Solution Approach 2:
The patent implements dynamic adaptation by estimating CIR coefficients in real-time using the backpropagation method. The CIR estimation circuit continuously updates coefficients based on interference-cancelled signals, allowing the system to adapt to changing channel conditions. This dynamic approach improves cancellation effectiveness without requiring a fixed, overly complex static model.
2Productivity
If bandwidth for data transmission is increased, then communication capacity increases, but memory terms are introduced that complicate the interference cancellation process
Solution Approach 1:
The patent segments the high-bandwidth signal processing into discrete delay taps within the FIR filter structure. Each tap handles a specific time-shifted version of the signal, allowing the system to manage high bandwidth by processing multiple delayed versions independently through structured memory terms for each transmission path.
Solution Approach 2:
The patent employs feedback through the backpropagation method, where the CIR estimation circuit uses interference-cancelled signals to continuously update CIR coefficients. This feedback mechanism enables the system to handle the complexity introduced by high bandwidth by adaptively adjusting parameters based on actual signal conditions, thereby maintaining communication capacity while managing processing complexity.
3Reliability
If transmission signals are processed with high complexity to handle multiple paths, then reception sensitivity is maintained, but self-interference from transmission signals leaking into reception paths increases
Solution Approach 1:
The patent converts the harmful self-interference from transmission signals into a beneficial cancellation target.
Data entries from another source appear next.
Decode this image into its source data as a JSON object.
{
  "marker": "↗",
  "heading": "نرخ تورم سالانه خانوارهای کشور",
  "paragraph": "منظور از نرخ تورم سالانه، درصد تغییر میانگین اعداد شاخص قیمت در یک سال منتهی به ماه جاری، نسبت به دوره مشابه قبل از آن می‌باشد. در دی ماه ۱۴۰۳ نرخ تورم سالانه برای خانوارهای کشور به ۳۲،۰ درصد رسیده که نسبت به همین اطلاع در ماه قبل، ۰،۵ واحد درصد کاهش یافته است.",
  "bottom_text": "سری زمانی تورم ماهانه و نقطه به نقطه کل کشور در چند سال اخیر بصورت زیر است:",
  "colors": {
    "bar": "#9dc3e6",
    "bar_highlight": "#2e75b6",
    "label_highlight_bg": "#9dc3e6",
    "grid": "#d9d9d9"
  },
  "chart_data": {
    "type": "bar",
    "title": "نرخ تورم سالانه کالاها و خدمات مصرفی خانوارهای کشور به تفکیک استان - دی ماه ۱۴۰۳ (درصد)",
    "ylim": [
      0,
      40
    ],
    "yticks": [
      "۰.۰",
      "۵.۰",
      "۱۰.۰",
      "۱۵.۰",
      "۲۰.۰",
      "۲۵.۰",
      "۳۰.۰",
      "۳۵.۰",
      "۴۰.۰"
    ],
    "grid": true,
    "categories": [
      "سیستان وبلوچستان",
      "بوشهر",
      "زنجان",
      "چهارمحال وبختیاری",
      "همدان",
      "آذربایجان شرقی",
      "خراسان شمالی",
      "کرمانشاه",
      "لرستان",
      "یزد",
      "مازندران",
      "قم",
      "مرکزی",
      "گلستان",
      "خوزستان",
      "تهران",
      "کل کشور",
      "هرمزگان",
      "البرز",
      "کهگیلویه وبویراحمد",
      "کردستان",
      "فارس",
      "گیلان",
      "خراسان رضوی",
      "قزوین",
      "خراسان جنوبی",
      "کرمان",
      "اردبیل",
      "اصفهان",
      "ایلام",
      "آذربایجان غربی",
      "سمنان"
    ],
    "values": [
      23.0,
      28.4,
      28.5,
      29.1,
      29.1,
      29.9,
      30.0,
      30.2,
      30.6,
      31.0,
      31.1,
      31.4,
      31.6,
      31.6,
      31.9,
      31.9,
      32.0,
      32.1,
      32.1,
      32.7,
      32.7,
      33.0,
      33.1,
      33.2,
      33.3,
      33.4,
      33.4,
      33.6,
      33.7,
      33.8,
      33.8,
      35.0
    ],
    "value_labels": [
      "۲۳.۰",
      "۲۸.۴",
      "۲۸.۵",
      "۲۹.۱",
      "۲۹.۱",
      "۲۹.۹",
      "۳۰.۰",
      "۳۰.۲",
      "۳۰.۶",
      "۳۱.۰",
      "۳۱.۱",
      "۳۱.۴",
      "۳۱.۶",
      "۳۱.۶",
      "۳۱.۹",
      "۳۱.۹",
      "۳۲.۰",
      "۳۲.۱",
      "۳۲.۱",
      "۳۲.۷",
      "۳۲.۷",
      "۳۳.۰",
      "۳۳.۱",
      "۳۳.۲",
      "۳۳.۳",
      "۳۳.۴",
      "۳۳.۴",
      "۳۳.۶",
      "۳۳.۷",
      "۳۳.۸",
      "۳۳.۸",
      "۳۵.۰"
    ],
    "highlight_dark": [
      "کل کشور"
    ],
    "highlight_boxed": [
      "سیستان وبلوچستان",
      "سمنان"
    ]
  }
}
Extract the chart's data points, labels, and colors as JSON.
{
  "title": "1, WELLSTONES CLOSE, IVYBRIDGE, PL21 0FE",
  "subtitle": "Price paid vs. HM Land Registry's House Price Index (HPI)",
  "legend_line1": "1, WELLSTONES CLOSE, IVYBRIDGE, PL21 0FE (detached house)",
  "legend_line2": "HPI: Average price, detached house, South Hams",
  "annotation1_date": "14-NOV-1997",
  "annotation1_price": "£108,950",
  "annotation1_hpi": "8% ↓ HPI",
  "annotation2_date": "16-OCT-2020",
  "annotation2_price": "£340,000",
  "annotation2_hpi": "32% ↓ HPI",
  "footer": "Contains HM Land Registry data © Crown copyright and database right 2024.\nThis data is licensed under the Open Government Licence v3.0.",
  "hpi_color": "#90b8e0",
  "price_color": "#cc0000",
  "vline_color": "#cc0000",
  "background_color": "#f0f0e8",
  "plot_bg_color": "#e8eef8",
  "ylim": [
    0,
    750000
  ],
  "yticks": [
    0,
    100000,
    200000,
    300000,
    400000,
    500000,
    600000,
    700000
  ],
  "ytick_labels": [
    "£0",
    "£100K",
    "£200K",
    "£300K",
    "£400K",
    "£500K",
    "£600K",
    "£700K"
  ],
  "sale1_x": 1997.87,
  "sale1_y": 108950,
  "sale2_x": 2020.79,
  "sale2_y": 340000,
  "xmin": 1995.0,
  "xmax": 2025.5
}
By modeling transmission signals through the FIR filter with multiple delay taps and memory terms, the system creates an interference model that can accurately represent self-interference patterns. The adaptive filter then uses this model to generate cancellation signals that subtract self-interference from reception paths, transforming the harmful effect into a manageable and cancellable parameter.
Solution Approach 2:
The patent implements feedback through continuous CIR coefficient estimation using the backpropagation method. The CIR estimation circuit receives interference-cancelled signals and continuously updates the CIR coefficients, creating a closed-loop system that adapts to changing interference conditions. This feedback mechanism enables the system to maintain reception sensitivity by dynamically adjusting the interference cancellation strategy in response to actual self-interference levels.
Data Source
AI summary
An interference cancellation circuit includes finite impulse response (FIR) filter configured to set a channel impulse response (CIR) coefficient for each transmission path for a transmission signal and obtain a CIR-adapted transmission signal by applying the CIR coefficient to the transmission signal, a kernel generation circuit configured to generate an interference model based on the CIR-adapted transmission signal, an adaptive filter configured to estimate an interference signal for each reception path by estimating an interference model coefficient for the interference model and generate an interference-cancelled signal by filtering out the interference signal from a reception signal, and a CIR estimation circuit configured to estimate the CIR coefficient in a next sample period based on the interference-cancelled signal through a backpropagation method and transmit the estimated CIR coefficient to the FIR filter.